Geron finally brings a drug to market as FDA clears Rytelo

Geron chief executive John Scarlett

Geron chief executive John Scarlett

More than 30 years after it was first founded, Geron has claimed FDA approval for its first product – myelodysplastic syndromes (MDS) treatment Rytelo.

The US regulator has cleared Rytelo (imetelstat) for adults with lower-risk MDS who have transfusion-dependent anaemia and have stopped responding to or cannot be treated with erythropoiesis-stimulating agents (ESAs) like erythropoietin (EPO).

Despite its name, lower-risk MDS is a serious group of bone marrow cancers causing anaemia and increased risk of bleeding and infections, with patients often needing blood transfusions for hours a week. It can also cause organ dysfunction and cardiovascular complications, while the high number of transfusions can expose patients to adverse reactions from donor blood.
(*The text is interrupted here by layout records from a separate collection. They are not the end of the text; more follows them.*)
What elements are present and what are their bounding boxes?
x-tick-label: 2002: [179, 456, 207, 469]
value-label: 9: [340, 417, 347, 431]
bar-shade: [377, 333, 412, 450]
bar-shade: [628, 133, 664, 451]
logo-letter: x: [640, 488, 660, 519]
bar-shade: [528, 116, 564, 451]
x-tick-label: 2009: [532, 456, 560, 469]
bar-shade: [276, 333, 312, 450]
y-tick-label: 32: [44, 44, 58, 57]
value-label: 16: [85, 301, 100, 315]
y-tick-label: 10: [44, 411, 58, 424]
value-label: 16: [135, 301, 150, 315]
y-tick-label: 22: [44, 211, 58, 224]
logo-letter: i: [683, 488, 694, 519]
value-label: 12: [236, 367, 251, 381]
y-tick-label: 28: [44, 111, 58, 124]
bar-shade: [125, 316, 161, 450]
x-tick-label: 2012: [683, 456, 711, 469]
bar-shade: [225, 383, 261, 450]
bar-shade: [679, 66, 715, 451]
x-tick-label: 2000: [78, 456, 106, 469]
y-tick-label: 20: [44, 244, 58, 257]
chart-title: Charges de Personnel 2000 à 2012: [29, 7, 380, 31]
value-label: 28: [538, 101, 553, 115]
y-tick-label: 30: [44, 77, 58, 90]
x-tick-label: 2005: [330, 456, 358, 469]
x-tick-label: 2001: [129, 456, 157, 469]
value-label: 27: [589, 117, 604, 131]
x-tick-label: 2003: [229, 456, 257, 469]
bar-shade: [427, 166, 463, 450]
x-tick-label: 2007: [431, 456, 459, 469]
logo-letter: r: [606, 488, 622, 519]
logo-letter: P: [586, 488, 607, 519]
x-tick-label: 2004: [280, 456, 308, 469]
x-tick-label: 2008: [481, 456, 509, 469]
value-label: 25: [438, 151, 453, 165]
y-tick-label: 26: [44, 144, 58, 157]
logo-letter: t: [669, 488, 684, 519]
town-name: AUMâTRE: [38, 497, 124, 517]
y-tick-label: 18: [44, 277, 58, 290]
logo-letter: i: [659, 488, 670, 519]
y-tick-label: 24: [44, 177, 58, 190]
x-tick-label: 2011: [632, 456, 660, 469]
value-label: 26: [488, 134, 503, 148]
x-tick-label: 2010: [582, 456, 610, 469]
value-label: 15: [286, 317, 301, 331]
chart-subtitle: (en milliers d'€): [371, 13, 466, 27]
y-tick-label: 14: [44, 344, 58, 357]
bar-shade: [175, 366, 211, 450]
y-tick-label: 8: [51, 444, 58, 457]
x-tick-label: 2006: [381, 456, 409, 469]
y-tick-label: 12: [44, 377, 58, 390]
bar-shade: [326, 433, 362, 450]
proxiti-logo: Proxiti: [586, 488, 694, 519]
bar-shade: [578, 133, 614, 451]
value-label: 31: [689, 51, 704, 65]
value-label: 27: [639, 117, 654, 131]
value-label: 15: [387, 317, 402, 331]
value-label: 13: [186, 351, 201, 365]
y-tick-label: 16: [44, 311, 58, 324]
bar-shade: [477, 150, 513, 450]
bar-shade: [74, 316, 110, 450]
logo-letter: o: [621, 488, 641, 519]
In another milestone, Rytelo has also become the first drug in the telomerase inhibitor class to be approved anywhere in the world.

Telomerase has been on the radar of the pharma industry for decades, as it is overexpressed in up to 90% of cancers and almost zero in healthy cells. It has, however, proved to be an elusive target, with many developmental candidates scuppered by toxicity problems. Its discoverers won a Nobel Prize in 2009.

The green light comes on the back of the placebo-controlled IMerge trial, which showed that Rytelo – an oligonucleotide given as an intravenous infusion in 28-day treatment cycles – significantly improved the proportion of patients who had no need for blood transfusions over a consecutive eight-week or longer period to around 40%, compared to 15% with a matched placebo.

The study – which followed patients for a median of 20 months – also showed increases in haemoglobin levels and a reduction in overall transfusion burden compared to placebo. The most common serious side effects were thrombocytopenia and neutropenia, which Geron maintains are “generally manageable and short-lived.”

ESAs have provided limited benefit in controlling anaemia in MDS patients, with only one in three patients responding to them, typically with a duration of between six and 18 months.

“With the approval and availability of Rytelo, we believe eligible patients with lower-risk MDS can potentially experience meaningful clinical benefit, particularly the potential for greater than 24 weeks of freedom from the burden of red blood cell transfusions and symptomatic anaemia,” said John Scarlett, the Foster City, California-based company’s chief executive.

Geron is also testing the drug for myelofibrosis (MF), another form of bone marrow cancer, and expects data from the phase 3 IMpactMF trial of imetelstat in relapsed/refractory MF in 2026, a delay from its original target of 2024, due to lower-than-expected enrolment and mortality rates. The company reckons the drug could bring in $1.2 billion at its peak.

A key differentiator for Rytelo is that it can be used to treat patients with or without ring sideroblasts – blood cells with a characteristic circle of iron deposits around their nucleus.

Bristol-Myers Squibb’s rival therapy Reblozyl (luspatercept) has been approved since 2020 for MDS in patients previously treated with or intolerant to ESAs, but in those with sideroblasts only. However, Reblozyl had its indications extended by the FDA last year to include first-line therapy for lower-risk MDS with and without sideroblasts, which BMS said was the key to unlocking $4 billion in peak sales potential.